Update 07/0/7/2022 - NASA has re-established contact with CAPSTONE and the spacecraft is about to complete its first-course correction maneuver. CAPSTONE is still scheduled to get into Lunar Orbit on November 13.
The CAPSTONE mission is experiencing communication issues with the Deep Space Network, a troubling development for the NASA mission which just broke orbit on July 4. The spacecraft was expected to perform its first trajectory correction maneuver on July 5 but this has now been postponed.

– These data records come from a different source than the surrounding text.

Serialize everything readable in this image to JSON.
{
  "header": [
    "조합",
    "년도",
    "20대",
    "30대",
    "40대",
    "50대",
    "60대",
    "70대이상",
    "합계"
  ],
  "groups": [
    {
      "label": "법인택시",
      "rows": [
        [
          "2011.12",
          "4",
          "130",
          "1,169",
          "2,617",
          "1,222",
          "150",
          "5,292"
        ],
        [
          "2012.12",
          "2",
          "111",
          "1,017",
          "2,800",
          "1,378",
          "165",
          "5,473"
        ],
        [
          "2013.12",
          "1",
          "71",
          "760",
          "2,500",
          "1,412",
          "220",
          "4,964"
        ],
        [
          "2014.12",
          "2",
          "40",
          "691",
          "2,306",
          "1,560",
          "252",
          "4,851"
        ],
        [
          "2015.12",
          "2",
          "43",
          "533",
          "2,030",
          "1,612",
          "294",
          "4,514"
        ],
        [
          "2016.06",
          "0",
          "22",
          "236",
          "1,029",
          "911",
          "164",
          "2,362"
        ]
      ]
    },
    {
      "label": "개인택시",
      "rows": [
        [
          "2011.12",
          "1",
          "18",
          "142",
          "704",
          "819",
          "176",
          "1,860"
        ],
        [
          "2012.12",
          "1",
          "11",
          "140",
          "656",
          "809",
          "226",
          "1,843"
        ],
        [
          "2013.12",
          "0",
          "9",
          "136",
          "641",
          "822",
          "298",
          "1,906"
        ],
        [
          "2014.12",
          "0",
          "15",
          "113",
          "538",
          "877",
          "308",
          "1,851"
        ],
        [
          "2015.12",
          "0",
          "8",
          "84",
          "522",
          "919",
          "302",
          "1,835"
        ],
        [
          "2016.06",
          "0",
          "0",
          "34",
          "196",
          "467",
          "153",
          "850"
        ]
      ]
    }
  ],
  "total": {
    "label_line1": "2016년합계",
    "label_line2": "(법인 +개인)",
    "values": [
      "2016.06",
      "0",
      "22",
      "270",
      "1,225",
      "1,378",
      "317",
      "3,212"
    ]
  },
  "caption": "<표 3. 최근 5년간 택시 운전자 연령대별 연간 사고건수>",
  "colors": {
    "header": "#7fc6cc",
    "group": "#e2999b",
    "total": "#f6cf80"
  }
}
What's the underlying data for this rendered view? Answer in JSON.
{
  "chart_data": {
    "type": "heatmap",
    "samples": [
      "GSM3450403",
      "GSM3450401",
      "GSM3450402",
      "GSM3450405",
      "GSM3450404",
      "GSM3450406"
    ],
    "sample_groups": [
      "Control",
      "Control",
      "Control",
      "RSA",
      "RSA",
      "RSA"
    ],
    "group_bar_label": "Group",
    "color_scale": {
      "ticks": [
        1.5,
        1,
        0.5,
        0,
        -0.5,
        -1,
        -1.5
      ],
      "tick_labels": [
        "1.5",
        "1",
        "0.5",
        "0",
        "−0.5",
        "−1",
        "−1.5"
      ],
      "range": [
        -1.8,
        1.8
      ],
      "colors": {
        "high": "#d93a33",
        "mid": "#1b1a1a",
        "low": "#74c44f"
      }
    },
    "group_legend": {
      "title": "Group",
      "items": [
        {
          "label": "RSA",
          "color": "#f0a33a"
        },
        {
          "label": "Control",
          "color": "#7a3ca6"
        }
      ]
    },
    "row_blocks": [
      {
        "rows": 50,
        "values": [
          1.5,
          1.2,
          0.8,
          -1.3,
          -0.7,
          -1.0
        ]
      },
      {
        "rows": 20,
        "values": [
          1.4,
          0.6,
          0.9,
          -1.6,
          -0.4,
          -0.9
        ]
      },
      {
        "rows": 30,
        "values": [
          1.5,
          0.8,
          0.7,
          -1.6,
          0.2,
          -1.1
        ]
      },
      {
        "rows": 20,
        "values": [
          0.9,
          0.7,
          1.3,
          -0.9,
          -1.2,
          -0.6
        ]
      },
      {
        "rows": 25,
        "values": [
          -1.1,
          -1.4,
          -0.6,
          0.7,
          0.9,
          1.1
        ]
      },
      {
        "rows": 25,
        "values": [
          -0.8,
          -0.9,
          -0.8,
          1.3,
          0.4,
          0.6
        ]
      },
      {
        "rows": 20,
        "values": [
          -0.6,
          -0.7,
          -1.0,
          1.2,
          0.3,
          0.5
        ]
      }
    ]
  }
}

“The spacecraft team currently is working to understand the cause and re-establish contact. The team has good trajectory data for the spacecraft based on the first full and second partial ground station pass with the Deep Space Network. If needed, the mission has enough fuel to delay the initial post separation trajectory correction maneuver for several days. Additional updates will be provided as soon as possible,” NASA said in a blog post about the mission.
CAPSTONE is a pathfinder mission for the Lunar Gateway, the space station to be built in orbit around the Moon. CAPSTONE has been sent on this trip to and around the Moon to test the stability of a near-rectilinear halo orbit (NRHO), a particular solution to the three-body problem that should theoretically guarantee a stable orbit with minimal adjustment.
Hopefully, contact will be reestablished soon, and CAPSTONE will be able to continue its four-month journey to the Moon.